How Hackers use Metasploit to Hack Live Cameras

Introduction: SHODAN SEARCH ENGINE

Sometimes, we are looking for a specific target and try harder to get access to it. By remotely or physical access. We just forget everything and just try to get access and control that system that’s the only target we made. But, we rather see some very simple target is present on the surrounding which is vulnerable and easy-to-hack targets anywhere on the planet. Would if we just search on google and it shows the result of how easy it is? But, google never tell the answer, when I search it.

Is there any resource from where we can access it, and it is legal to searching? So, let me introduce a SHODAN search engine for Hackers and have even called it “The world’s most dangerous search engine”. It was developed by John Matherly in 2009, and unlike other search engines, it looks for specific information that can be invaluable to hackers.

 What can Shodan show us?

Since almost every new device now has a web interface (even refrigerator, AC, Cars, etc.) to ease remote management, we can access web-enabled servers, network devices, home security systems, etc.

Shodan can find us webcams, traffic signals, video projectors, routers, home heating systems, and SCADA systems that, for instance, control nuclear power plants and electrical grids. If it has a web interface, Shodan can find it!

Although many of these systems communicate over port 80, 443, 21, 22, etc. many use telnet for direct connections. Keep that in your mind when trying to connect to them. For more info, you can check here.

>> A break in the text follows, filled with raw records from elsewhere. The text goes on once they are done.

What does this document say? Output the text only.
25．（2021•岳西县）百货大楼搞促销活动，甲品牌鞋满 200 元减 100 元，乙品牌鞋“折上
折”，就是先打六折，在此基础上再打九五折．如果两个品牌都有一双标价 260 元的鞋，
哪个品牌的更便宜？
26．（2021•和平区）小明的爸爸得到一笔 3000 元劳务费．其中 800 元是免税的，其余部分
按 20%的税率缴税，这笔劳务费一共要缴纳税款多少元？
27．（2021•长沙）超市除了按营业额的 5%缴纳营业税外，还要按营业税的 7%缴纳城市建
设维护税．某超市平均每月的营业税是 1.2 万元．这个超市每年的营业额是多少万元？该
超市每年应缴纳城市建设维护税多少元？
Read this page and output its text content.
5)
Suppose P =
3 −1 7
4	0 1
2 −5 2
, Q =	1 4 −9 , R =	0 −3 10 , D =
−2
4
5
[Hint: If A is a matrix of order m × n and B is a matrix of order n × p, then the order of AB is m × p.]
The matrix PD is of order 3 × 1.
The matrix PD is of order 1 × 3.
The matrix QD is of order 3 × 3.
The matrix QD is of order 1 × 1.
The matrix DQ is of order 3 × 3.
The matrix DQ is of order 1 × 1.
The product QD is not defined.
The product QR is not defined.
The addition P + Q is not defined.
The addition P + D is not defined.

Now, let’s come to the Metasploit Framework;

It is not a tool, it is a full Framework which has hundreds of Exploit and Payloads. Through which we exploit the vulnerability to get access.

So, we access it from KALI LINUX OS used for Penetration Testing, used by Security researchers, ethical Hackers and many more. For more info, you can check here.

How we found vulnerable Live Camera on the planet anywhere in the world?

Process:

STEP 1: Create an account and Login in Shodan Search engine;

           After login, Click on My Account -> to see the API KEY and copy that Key.

STEP 2: Now, open Kali Linux, then open Metasploit Tool frameworks

           Write the below command to start Metasploit

# msfconsole 

STEP 3: Now, search Shodan module is present in the Metasploit framework or not.

           Write the below command to search

msf > search shodan

STEP 4: Now, we get some result from the database, if we can find anything then first update and upgrade your Kali Machine to run efficiently.

After, that use auxiliary search to check if any search for devices is available or not.

 # use auxiliary/gather/shodan_search

 # show options

STEP 5: Now, go to your Shodan Logged in the page and copy your API KEY

# set shodan_apikey jGXpyGEBOW**********AngkDCoGtSXX

STEP 6: Now, we use “set query” command to find the vulnerable cameras produces by “webcamxp” Product Company.

# set query “webcamxp”

STEP 7: Now run, we got some list of live IP addresses with Port number, now open the IP address on your browsers to see the live actions.

# run

Now, here we see some Live Address, copy anyone and paste it on the browser and see the magic.

Let’s see I choose: 50.127.222.43:8081

Another one is, 146.120.104.56:8090 

Here you can see in the above figure, that I got access to some live camera where employees are working there, at the same time in my country it was night here.

So, that is the process of how you can access the live cameras, traffic system sees live in any country, or any device information which is connected to the Internet Live at that particular time.

Don’t use this above activity for any illegal means, it is only for educational and research purposes for those who are interested in Cybersecurity and Ethical Hacking as a career.